The town-country divide
In Ukraine, the village population eats significantly more “salo” than the townsfolk. This is partly because the majority of the country-dwellers still keep pigs, and thus can make their own pork rinds.
For this reason, eating “salo” is in Ukrainian folklore an indicator for someone doing hard physical labour. The saying they have is “if you’re not eating “salo”, you’re not working hard enough”.
“Salo” in Russia
It’s not only the Ukrainians who love “salo”, it’s very popular in Russia and Belarus as well. There is, however, a small but important distinction between Ukrainian and Russian “salo”: while the Russian version contains bits of meat, the traditional Ukrainian “salo” consists solely of a white layer of fat.
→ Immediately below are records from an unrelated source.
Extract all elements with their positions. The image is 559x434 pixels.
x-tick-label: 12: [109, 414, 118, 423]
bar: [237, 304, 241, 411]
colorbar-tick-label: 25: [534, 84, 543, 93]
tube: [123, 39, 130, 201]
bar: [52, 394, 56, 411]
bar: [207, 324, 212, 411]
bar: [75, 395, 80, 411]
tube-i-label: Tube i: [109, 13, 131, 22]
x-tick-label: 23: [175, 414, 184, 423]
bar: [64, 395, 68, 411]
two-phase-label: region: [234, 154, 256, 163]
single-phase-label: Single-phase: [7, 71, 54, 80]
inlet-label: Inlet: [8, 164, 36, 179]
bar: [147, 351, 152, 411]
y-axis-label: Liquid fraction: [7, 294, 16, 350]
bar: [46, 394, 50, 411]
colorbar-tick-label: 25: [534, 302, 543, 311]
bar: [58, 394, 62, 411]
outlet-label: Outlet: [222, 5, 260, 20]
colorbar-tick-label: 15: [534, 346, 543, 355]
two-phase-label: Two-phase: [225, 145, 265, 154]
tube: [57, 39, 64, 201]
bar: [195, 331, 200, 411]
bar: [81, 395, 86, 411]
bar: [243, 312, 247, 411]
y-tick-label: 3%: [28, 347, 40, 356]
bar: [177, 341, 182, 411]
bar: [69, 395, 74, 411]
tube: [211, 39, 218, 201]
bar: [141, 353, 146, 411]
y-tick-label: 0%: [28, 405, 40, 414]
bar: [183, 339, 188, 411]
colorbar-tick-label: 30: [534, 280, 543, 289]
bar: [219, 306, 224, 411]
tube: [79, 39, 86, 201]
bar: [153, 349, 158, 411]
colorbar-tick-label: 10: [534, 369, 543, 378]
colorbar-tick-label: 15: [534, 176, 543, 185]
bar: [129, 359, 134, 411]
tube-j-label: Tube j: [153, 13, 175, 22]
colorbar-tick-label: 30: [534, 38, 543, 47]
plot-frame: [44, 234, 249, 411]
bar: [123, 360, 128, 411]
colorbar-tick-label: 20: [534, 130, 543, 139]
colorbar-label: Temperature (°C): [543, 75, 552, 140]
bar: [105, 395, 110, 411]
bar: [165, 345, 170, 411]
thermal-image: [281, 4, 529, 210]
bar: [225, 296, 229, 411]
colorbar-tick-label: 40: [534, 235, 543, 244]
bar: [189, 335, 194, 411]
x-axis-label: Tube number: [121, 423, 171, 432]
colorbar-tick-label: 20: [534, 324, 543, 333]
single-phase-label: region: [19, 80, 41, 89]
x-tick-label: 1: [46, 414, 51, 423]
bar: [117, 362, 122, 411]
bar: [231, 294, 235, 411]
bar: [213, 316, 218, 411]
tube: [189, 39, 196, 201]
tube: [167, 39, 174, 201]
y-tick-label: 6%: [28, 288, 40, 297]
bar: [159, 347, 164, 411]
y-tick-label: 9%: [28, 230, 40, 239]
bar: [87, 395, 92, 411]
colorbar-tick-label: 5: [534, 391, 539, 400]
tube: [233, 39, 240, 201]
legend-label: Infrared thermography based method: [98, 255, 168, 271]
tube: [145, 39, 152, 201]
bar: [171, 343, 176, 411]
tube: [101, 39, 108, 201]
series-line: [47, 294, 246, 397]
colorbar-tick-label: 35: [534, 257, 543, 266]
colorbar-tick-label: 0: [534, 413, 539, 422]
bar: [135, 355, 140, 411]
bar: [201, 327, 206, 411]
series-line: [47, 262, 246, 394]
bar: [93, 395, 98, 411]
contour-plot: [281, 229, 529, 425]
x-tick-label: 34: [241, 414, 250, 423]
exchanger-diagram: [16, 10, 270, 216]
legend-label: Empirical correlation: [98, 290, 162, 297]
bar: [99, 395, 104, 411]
But the best “salo”, everyone agrees, comes from the west of Ukraine. And because it tastes so good, in the 1990s the Ukrainians smuggled their pork fat into Russia, to sell it at the railway stations in Moscow. That’s how Ukrainian pork fat came to Russia.
“Snickers” are so yesterday
As we already know, “salo” is prepared in different ways, and in lots of different flavours. One of them, though, you will probably never guess.
I you have a sweet tooth, well, the Ukrainians have thought up a sweet-tasting variant– “salo” in chocolate. Sounds like another pork fat joke, but in fact it’s actually being sold in confectionery departments. That, I would suggest, is the sweetest temptation since chocolate was first discovered.